Even with this importance, many teachers are ill prepared to handle the task of managing a group of 20 to 30+ students. To go even further, many first year teachers have reportedly stated that classroom management is one of their biggest challenges preventing them from teaching.

To help alleviate this problem, I have listed five key tips in improving a teacher’s classroom management. By making these small changes, even in the middle of the year, you will be able to establish a well-managed environment that welcomes students and observers the opportunity to learn and flourish on a daily basis.


1. Create Classroom Rules, Stay Simple

No matter what class you enter, there will always be rules and procedures that establish the overall tone of the class. As a first year teacher, you may be setting your sights on preconceived notions of how students will act when they enter your classroom. My advice is to prepare for the worst-case scenario.
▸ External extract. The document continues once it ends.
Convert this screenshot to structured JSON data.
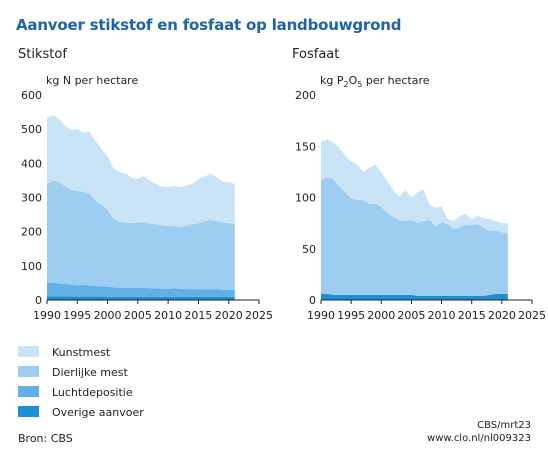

When it comes to your rules, start off by creating behavior-style rules that dictate how they should act in your class. These rules can be something like, ‘Do not speak when the teacher is speaking,’ or  ‘Raise your hand if you want to stand up.’ After every rule, make sure you have a reason to why you have that rule. At times, kids are unable to comprehend the simplicity of your rules. Make sure there is no misunderstanding and explain it to the fullest. Last but not least, keep it simple. There is no point in having more than five rules. Anything more than five will eventually get lost in translation.

2. Speak in a Normal Voice

This is usually developed when you find your sweet spot later on in the year. As a teacher, we have a tendency to raise our voices, especially when we are reprimanding a student. Rather than giving the students a show and yelling your brains out, stay calm, cool, and collected. By utilizing your normal voice, you are gaining control of a bad situation and showing the student who is in charge. For there you can raise your voice or stay calm. Either way, the misbehaved student will receive the message.

3. Speak Only When Students are Quiet

This is a mistake all first year teachers make when they enter the classroom. Trust me, I have also done it myself. But no matter what, you should never let your students speak over you. Any instances of this can give them the idea that this type of negative behavior is accepted in the classroom. If it happens, make sure you point it out and negative that behavior.

4. Use Hand Signals

To help aid with your management, try and use certain hand signals to hand a student’s behavior. This can even be associated with specific phrases. This is a type of managing technique that takes time. But the more consistent you are with using it, the stronger it can play for your classroom.

5. Address ANY Negative Behavior

Do not let any slip through the crack! If there is any negative behavior from any student, make sure you address the situation, even if it takes time out of your lesson. At the end of the day, it is better to set off a few minutes to adjust a student’s behavior than a few minutes each day seeing the behavior pop up all throughout the year.